Hierarchical model-based clustering of large datasets through fractionation and refractionation

机译：通过分级和分级对大型数据集进行基于层次模型的聚类

获取原文

页面导航

摘要
著录项
相似文献
相关主题

摘要

The goal of clustering is to identify distinct groups in a dataset. Compared to non-parametric clustering methods like complete linkage, hierarchical model-based clustering has the advantage of offering a way to estimate the number of groups present in the data.
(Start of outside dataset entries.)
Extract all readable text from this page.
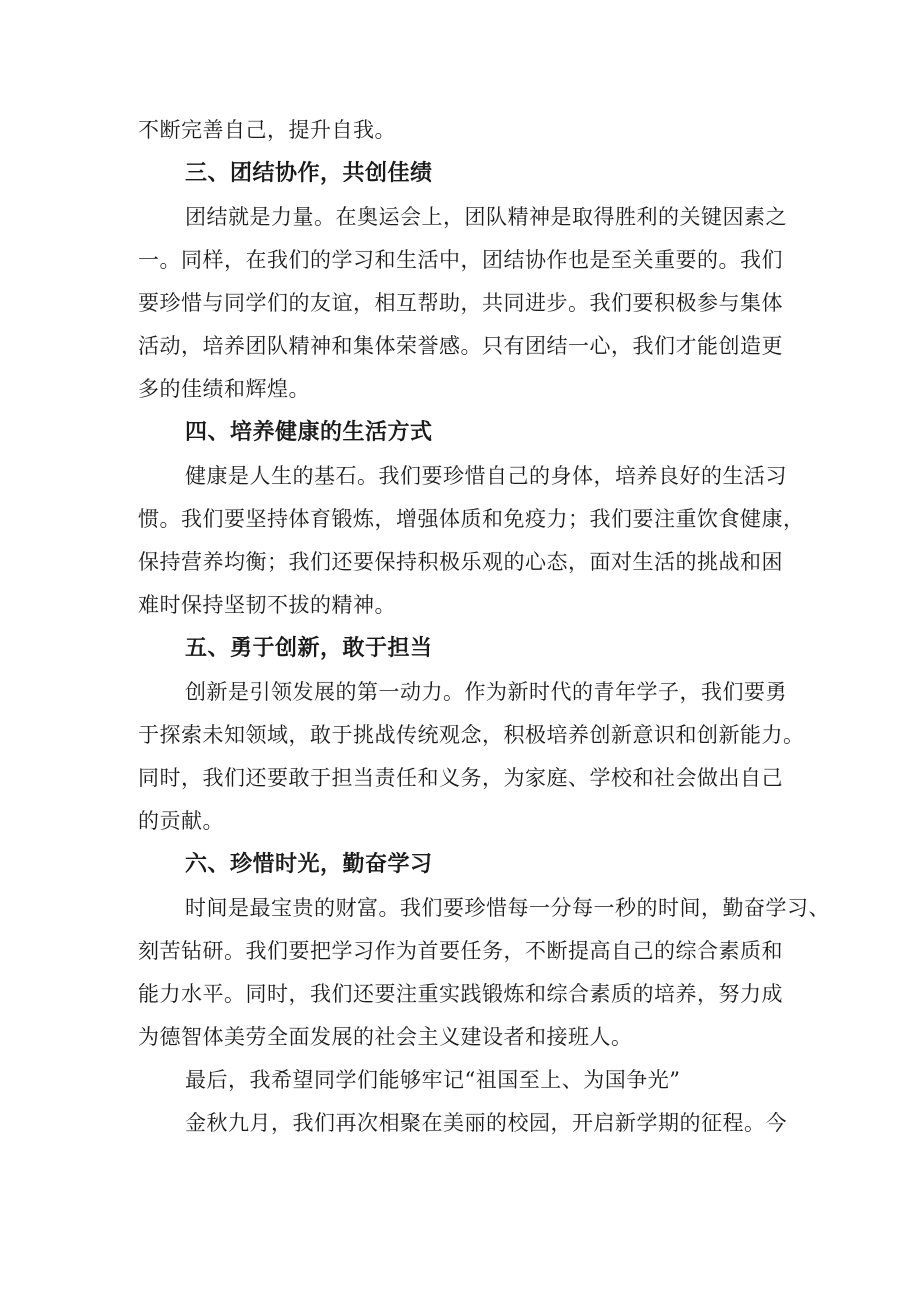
不断完善自己，提升自我。
三、团结协作，共创佳绩
团结就是力量。在奥运会上，团队精神是取得胜利的关键因素之
一。同样，在我们的学习和生活中，团结协作也是至关重要的。我们
要珍惜与同学们的友谊，相互帮助，共同进步。我们要积极参与集体
活动，培养团队精神和集体荣誉感。只有团结一心，我们才能创造更
多的佳绩和辉煌。
四、培养健康的生活方式
健康是人生的基石。我们要珍惜自己的身体，培养良好的生活习
惯。我们要坚持体育锻炼，增强体质和免疫力；我们要注重饮食健康，
保持营养均衡；我们还要保持积极乐观的心态，面对生活的挑战和困
难时保持坚韧不拔的精神。
五、勇于创新，敢于担当
创新是引领发展的第一动力。作为新时代的青年学子，我们要勇
于探索未知领域，敢于挑战传统观念，积极培养创新意识和创新能力。
同时，我们还要敢于担当责任和义务，为家庭、学校和社会做出自己
的贡献。
六、珍惜时光，勤奋学习
时间是最宝贵的财富。我们要珍惜每一分每一秒的时间，勤奋学习、
刻苦钻研。我们要把学习作为首要任务，不断提高自己的综合素质和
能力水平。同时，我们还要注重实践锻炼和综合素质的培养，努力成
为德智体美劳全面发展的社会主义建设者和接班人。
最后，我希望同学们能够牢记“祖国至上、为国争光”
金秋九月，我们再次相聚在美丽的校园，开启新学期的征程。今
However, its computational cost is quadratic in the number of items to be clustered, and it is therefore not applicable to large problems. We review an idea called Fractionation, originally conceived by Cutting, Karger, Pedersen and Tukey for non-parametric hierarchical clustering of large datasets, and describe an adaptation of Fractionation to model-based clustering. A further extension, called Refractionation, leads to a procedure that can be successful even in the difficult situation where there are large numbers of small groups.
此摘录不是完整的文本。